Big Firms’ Group statement in response to MoJ cuts proposals

February 27, 2017

In response to the latest consultation with regards cuts to the LGFS and Court Appointed fees, the Big Firms’ Group calls on the Lord Chancellor to meet with all relevant stakeholders to better understand the issues regarding the sustainability of the criminal justice system before imposing further cuts on the criminal defence sector.

To impose further cuts on the LGFS without regard to the wider ramifications is obtuse.  We believe the amount spent on criminal legal aid has already fallen further and faster than the amount that the MoJ was targeting in the original Transforming Legal Aid: Next Steps consultation of September 2013.  Based on the research by Oxford Economics, commissioned by the Law Society, there is every reason to believe that it will continue to do so – without the need for further cuts.

The Ministry of Justice needs to quickly abandon the false premise that the criminal justice system is sustainable on its current course.
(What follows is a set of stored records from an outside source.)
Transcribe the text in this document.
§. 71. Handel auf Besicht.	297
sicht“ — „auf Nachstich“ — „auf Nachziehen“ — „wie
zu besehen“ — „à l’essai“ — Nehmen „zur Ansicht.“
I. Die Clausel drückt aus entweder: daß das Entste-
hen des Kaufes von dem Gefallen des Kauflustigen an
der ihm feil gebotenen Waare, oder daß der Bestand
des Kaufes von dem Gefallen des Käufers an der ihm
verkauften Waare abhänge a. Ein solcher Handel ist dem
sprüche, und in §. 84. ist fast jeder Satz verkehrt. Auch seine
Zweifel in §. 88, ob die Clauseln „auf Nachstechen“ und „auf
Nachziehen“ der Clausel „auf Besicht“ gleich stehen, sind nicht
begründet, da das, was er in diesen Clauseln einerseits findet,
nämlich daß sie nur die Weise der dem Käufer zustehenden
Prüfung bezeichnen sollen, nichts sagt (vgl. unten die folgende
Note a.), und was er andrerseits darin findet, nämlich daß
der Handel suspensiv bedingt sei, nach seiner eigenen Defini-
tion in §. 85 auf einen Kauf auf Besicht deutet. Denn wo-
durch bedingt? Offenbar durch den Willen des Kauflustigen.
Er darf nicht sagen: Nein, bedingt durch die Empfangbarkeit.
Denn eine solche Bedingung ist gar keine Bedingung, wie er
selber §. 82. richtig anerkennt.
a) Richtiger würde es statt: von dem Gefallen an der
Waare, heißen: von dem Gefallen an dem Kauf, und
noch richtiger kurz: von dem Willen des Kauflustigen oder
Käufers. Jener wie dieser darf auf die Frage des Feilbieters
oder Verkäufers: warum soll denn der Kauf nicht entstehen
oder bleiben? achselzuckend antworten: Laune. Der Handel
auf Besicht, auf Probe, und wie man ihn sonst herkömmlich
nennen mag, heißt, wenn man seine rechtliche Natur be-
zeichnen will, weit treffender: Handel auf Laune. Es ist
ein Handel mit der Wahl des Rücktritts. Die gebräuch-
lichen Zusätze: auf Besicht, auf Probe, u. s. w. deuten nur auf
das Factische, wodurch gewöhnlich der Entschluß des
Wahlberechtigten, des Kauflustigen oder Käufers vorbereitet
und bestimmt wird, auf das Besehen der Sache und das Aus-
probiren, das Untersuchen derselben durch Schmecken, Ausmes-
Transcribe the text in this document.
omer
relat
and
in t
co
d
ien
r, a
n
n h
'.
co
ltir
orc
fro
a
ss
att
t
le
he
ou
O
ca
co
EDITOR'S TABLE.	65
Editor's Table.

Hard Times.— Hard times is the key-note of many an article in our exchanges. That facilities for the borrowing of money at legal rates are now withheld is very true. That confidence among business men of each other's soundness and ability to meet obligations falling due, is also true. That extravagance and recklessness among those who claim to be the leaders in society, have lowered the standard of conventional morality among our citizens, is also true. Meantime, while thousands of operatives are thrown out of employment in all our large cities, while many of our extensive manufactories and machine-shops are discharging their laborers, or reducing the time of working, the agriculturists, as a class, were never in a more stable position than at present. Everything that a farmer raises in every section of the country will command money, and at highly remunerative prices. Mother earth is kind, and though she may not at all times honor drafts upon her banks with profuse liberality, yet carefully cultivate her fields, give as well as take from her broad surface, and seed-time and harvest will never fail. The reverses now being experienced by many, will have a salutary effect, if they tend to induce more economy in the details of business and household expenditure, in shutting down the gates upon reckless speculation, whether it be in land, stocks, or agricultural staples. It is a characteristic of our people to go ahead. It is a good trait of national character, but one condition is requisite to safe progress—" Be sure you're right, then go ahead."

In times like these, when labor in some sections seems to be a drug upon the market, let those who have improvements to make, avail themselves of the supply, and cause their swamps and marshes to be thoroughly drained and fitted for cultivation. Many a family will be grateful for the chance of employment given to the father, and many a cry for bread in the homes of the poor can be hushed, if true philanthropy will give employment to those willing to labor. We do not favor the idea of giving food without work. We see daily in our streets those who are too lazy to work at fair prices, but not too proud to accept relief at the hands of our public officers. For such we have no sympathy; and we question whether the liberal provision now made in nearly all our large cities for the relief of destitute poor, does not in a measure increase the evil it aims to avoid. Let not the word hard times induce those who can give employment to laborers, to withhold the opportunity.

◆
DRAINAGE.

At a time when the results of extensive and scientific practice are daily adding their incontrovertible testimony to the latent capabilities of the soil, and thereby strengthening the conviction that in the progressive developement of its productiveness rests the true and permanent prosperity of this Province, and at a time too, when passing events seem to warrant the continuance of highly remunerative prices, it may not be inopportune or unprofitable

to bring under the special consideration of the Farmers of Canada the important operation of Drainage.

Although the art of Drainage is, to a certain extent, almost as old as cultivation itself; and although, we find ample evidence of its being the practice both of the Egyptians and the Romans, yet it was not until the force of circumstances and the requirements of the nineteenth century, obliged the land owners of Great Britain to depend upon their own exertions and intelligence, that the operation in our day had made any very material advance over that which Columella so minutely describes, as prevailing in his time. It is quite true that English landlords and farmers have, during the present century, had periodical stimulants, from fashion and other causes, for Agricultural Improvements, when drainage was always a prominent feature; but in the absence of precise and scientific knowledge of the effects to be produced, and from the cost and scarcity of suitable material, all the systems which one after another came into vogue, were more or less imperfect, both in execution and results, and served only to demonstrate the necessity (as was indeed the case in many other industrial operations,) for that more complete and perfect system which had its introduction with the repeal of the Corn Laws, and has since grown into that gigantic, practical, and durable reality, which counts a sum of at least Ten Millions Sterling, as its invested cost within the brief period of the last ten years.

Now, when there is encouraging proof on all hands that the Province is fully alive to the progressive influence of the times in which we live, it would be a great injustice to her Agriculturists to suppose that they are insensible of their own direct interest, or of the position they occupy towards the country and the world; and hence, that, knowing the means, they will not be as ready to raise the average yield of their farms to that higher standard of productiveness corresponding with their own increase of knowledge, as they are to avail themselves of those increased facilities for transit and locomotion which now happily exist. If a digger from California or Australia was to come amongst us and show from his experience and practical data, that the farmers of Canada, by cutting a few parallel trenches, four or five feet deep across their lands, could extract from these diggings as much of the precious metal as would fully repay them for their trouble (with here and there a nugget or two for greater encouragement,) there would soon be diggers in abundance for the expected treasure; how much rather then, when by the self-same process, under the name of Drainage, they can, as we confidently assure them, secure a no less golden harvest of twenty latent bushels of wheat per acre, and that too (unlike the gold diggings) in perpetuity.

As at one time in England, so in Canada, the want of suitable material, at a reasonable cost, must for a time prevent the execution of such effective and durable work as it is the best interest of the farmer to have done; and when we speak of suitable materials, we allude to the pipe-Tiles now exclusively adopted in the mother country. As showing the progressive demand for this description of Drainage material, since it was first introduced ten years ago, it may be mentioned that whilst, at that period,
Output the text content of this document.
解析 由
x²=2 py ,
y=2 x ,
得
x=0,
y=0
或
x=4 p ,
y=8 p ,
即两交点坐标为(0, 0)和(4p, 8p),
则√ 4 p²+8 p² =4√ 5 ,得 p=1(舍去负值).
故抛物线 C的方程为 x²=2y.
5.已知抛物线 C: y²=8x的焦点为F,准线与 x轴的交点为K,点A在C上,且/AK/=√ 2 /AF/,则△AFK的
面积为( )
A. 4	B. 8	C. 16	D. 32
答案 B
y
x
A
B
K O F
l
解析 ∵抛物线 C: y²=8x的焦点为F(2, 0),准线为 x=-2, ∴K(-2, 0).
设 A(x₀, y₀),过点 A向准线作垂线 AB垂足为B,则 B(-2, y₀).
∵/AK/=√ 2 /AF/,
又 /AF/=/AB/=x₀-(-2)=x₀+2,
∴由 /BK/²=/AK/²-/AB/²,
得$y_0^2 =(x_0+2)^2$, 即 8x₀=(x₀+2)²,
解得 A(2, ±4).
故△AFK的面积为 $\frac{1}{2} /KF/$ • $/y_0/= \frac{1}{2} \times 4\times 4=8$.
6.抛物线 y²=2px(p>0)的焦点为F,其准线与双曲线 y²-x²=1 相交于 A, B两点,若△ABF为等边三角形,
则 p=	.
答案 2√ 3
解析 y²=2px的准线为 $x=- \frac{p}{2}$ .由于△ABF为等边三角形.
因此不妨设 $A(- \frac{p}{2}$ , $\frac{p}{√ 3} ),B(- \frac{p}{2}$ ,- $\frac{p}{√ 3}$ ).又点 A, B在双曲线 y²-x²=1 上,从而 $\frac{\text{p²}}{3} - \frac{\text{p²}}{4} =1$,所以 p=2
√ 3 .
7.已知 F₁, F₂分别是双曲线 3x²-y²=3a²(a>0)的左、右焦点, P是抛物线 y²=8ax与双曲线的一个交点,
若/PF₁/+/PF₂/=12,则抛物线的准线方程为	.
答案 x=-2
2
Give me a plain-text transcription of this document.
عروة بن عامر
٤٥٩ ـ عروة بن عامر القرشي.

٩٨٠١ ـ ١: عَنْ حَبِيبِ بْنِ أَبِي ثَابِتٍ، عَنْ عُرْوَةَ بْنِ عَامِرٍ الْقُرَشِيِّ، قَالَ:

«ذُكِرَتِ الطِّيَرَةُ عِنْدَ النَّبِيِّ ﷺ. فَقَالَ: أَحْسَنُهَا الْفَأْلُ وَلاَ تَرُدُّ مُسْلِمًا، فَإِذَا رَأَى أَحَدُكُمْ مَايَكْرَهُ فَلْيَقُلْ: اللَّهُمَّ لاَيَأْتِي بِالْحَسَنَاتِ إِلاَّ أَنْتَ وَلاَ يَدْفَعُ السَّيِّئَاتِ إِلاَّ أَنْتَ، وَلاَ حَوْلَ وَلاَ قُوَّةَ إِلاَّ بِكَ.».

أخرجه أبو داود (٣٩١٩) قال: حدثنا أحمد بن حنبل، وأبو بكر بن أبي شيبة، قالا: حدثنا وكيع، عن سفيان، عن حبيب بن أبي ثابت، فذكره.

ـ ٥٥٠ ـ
It is not.

The CPS has already admitted to House of Commons committee that it often struggles to get cover for cases because of a shortage of criminal lawyers.  It is struggling to recruit lawyers, despite drawing from the criminal defence community – and offering much more generous terms of employment.  The exodus from the junior Bar is well documented by the Criminal Bar Association.  The shortage of criminal solicitors is now leading to wage inflation in the criminal defence sector.  A perfect storm; as volumes of work continue to decrease, the effects of previous cuts continue to feed through the system, business costs increase year on year and firms incur the costs of making the transition to a fully digital criminal justice system. On the other hand, in the last fortnight, the MoJ has found money to fund rises in pay in the prison service and the judiciary to avert the pending crises in those areas of its responsibility.

This latest proposal from the MoJ is targeted at a very small number of the overall cases – in a system in which many cases are already woefully underpaid and do not reflect the work that needs to be done.  It flies in the face of the long standing rhetoric of the LAA, of solicitors having to accept a certain arbitrariness due to the “swings & roundabouts” nature of the fee structure.  It ignores the wider perspectives of the already reducing spend on the criminal defence sector and the serious fissures manifesting themselves in the criminal justice system.  It is dishonest in its focus on the rise in high value LGFS claims without acknowledging the corresponding savings in the VHCC spend.

It genuinely seems as if the MoJ is deliberately trying to find the straw that will break the back of this long suffering camel.  It may have succeeded this time.

 

Note on the Big Firms’ Group:  The Big Firms’ Group is an association of around 40 of the country’s largest criminal defence firms with representatives in nearly every procurement area in England & Wales.